Director Rainer Werner Fassbinder delivers a dark story of faded glory much like Sunset Boulevard. Rosel Zech delivers a performance worthy of Marlene Dietrich. The black and white cinematography delivers a surreal vision of the past. It is dark, German, art house, and depressing. It is worthy of cinephiles.
A Story of Indifference
Rosel Zech is Veronika Voss, a glamorous movie star of Nazi-era Germany. Reporter Hilmar Thate runs into her on a trolley car and thinks she might make an interesting story. He discovers a woman forgotten by the industry, living on the edge of poverty and subsisting on drug-fueled dreams.
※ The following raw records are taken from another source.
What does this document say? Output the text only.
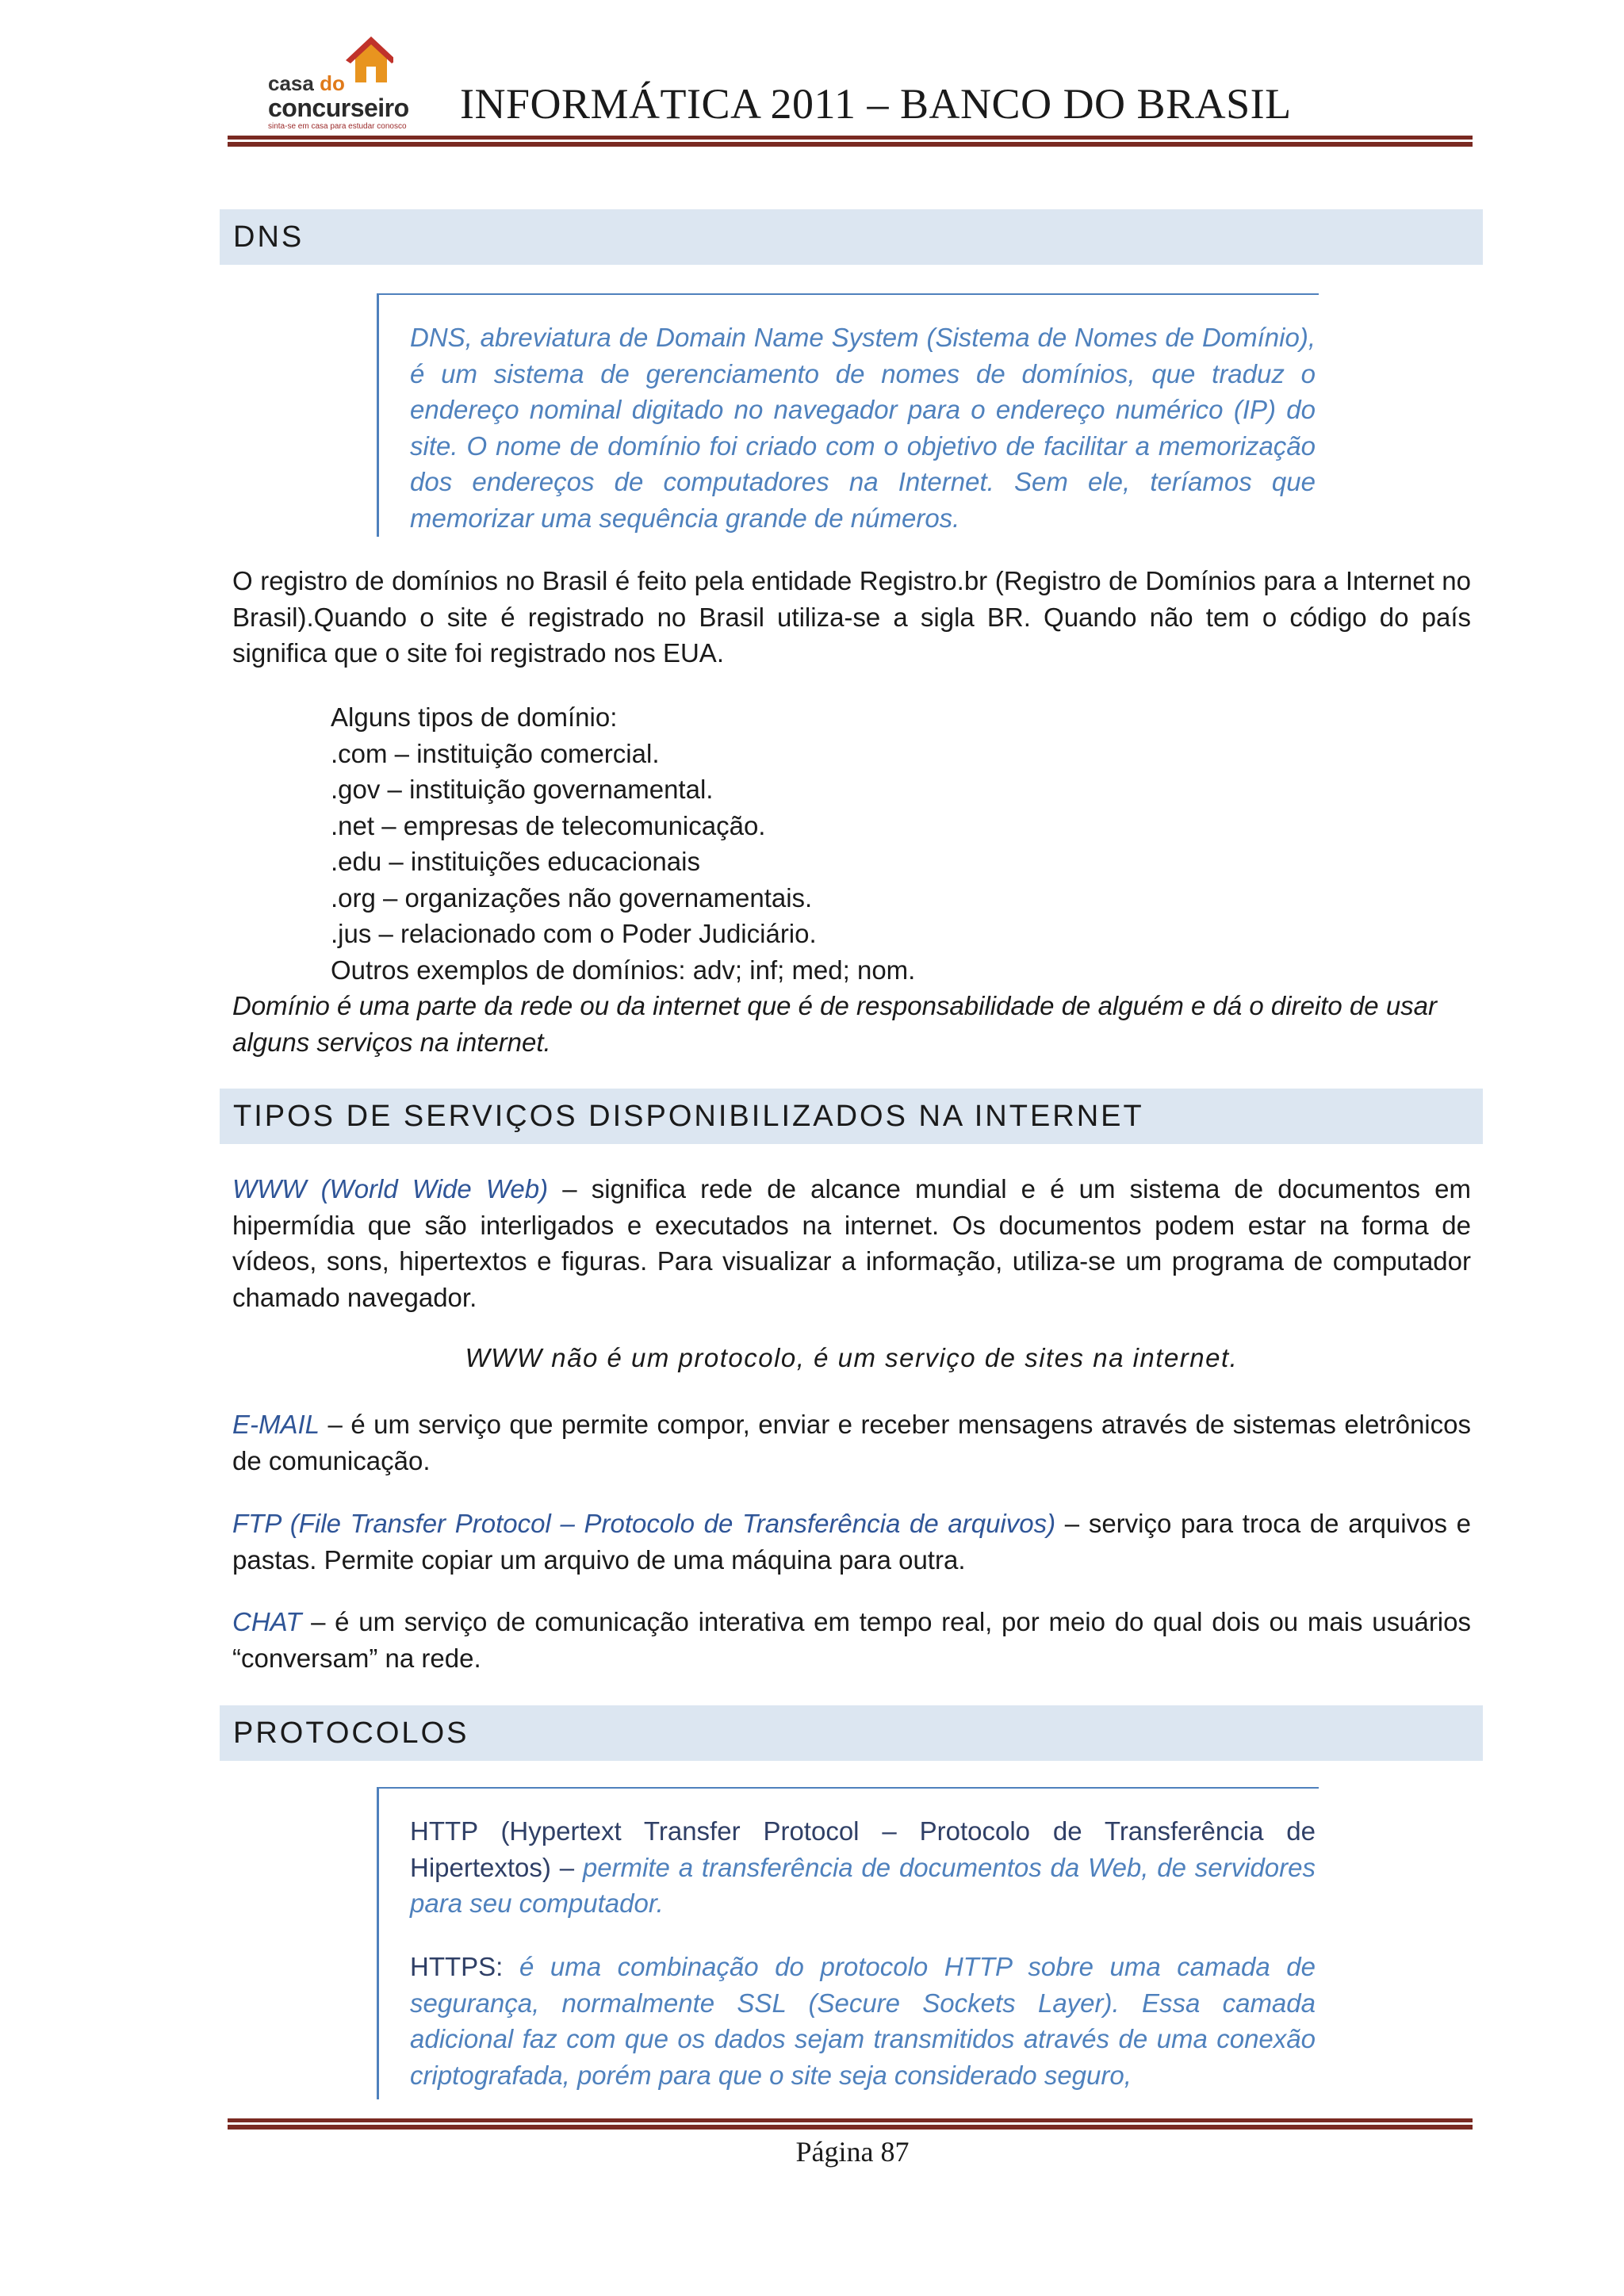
casa do
concurseiro
sinta-se em casa para estudar conosco INFORMÁTICA 2011 – BANCO DO BRASIL
DNS
DNS, abreviatura de Domain Name System (Sistema de Nomes de Domínio), é um sistema de gerenciamento de nomes de domínios, que traduz o endereço nominal digitado no navegador para o endereço numérico (IP) do site. O nome de domínio foi criado com o objetivo de facilitar a memorização dos endereços de computadores na Internet. Sem ele, teríamos que memorizar uma sequência grande de números.
O registro de domínios no Brasil é feito pela entidade Registro.br (Registro de Domínios para a Internet no Brasil).Quando o site é registrado no Brasil utiliza-se a sigla BR. Quando não tem o código do país significa que o site foi registrado nos EUA.
Alguns tipos de domínio:
.com – instituição comercial.
.gov – instituição governamental.
.net – empresas de telecomunicação.
.edu – instituições educacionais
.org – organizações não governamentais.
.jus – relacionado com o Poder Judiciário.
Outros exemplos de domínios: adv; inf; med; nom.
Domínio é uma parte da rede ou da internet que é de responsabilidade de alguém e dá o direito de usar alguns serviços na internet.
TIPOS DE SERVIÇOS DISPONIBILIZADOS NA INTERNET
WWW (World Wide Web) – significa rede de alcance mundial e é um sistema de documentos em hipermídia que são interligados e executados na internet. Os documentos podem estar na forma de vídeos, sons, hipertextos e figuras. Para visualizar a informação, utiliza-se um programa de computador chamado navegador.
WWW não é um protocolo, é um serviço de sites na internet.
E-MAIL – é um serviço que permite compor, enviar e receber mensagens através de sistemas eletrônicos de comunicação.
FTP (File Transfer Protocol – Protocolo de Transferência de arquivos) – serviço para troca de arquivos e pastas. Permite copiar um arquivo de uma máquina para outra.
CHAT – é um serviço de comunicação interativa em tempo real, por meio do qual dois ou mais usuários “conversam” na rede.
PROTOCOLOS
HTTP (Hypertext Transfer Protocol – Protocolo de Transferência de Hipertextos) – permite a transferência de documentos da Web, de servidores para seu computador.
HTTPS: é uma combinação do protocolo HTTP sobre uma camada de segurança, normalmente SSL (Secure Sockets Layer). Essa camada adicional faz com que os dados sejam transmitidos através de uma conexão criptografada, porém para que o site seja considerado seguro,
Página 87
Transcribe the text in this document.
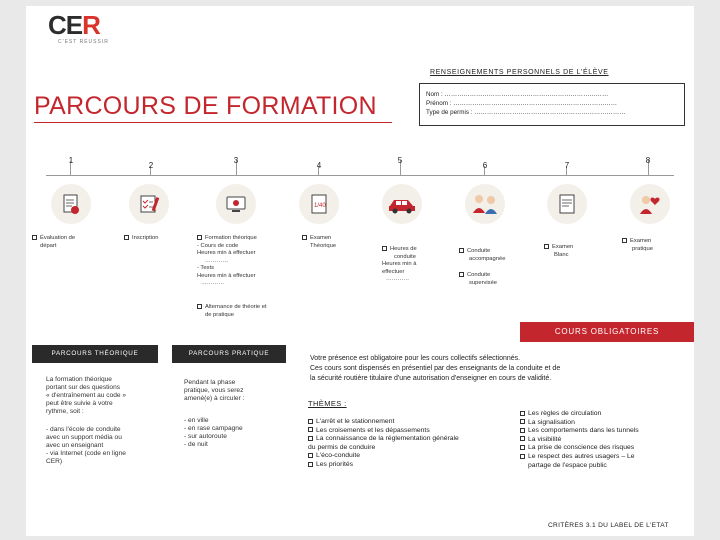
CE R
C'EST RÉUSSIR
PARCOURS DE FORMATION
RENSEIGNEMENTS PERSONNELS DE L'ÉLÈVE
Nom : ……………………………………………………………………
Prénom : ……………………………………………………………………
Type de permis : ………………………………………………………………
1
2
3
4
5
6	7
8
1/40
Évaluation de
départ
Inscription	Formation théorique
- Cours de code
Heures min à effectuer
…………
- Tests
Heures min à effectuer
…………
Examen
Théorique
Heures de
conduite
Heures min à
effectuer
…………
Conduite
accompagnée
Conduite
supervisée
Examen
Blanc
Examen
pratique
Alternance de théorie et
de pratique
COURS OBLIGATOIRES
PARCOURS THÉORIQUE
La formation théorique
portant sur des questions
« d'entraînement au code »
peut être suivie à votre
rythme, soit :
- dans l'école de conduite
avec un support média ou
avec un enseignant
- via Internet (code en ligne
CER)
PARCOURS PRATIQUE
Pendant la phase
pratique, vous serez
amené(e) à circuler :
- en ville
- en rase campagne
- sur autoroute
- de nuit
Votre présence est obligatoire pour les cours collectifs sélectionnés.
Ces cours sont dispensés en présentiel par des enseignants de la conduite et de
la sécurité routière titulaire d'une autorisation d'enseigner en cours de validité.
THÈMES :
L'arrêt et le stationnement
Les croisements et les dépassements
La connaissance de la réglementation générale
du permis de conduire
L'éco-conduite
Les priorités
Les règles de circulation
La signalisation
Les comportements dans les tunnels
La visibilité
La prise de conscience des risques
Le respect des autres usagers – Le
partage de l'espace public
CRITÈRES 3.1 DU LABEL DE L'ETAT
Rainer Werner Fassbinder's look at the embarrassing detritus of UFA is alleged to be based on what happened to Sybille Schmitz after the war. It's shot in black & white, with Miss Zech's scene clearly set in her imagination, where the lights are bright and brilliant, smoothing out her wrinkles as she descends into madness. Fassbinder clearly disapproves of everyone, from the reality-shunning Zech, to the new film industry, impatient of such embarrrassing ruins, to the police efficiently and indifferently carrying out the dictates of the law, to Thate, representing the press, who makes a futile effort, gives up and comments that it's not a story that anyone will want to read. Should we applaud Fassbinder for telling the story, or did he simply think it commercial?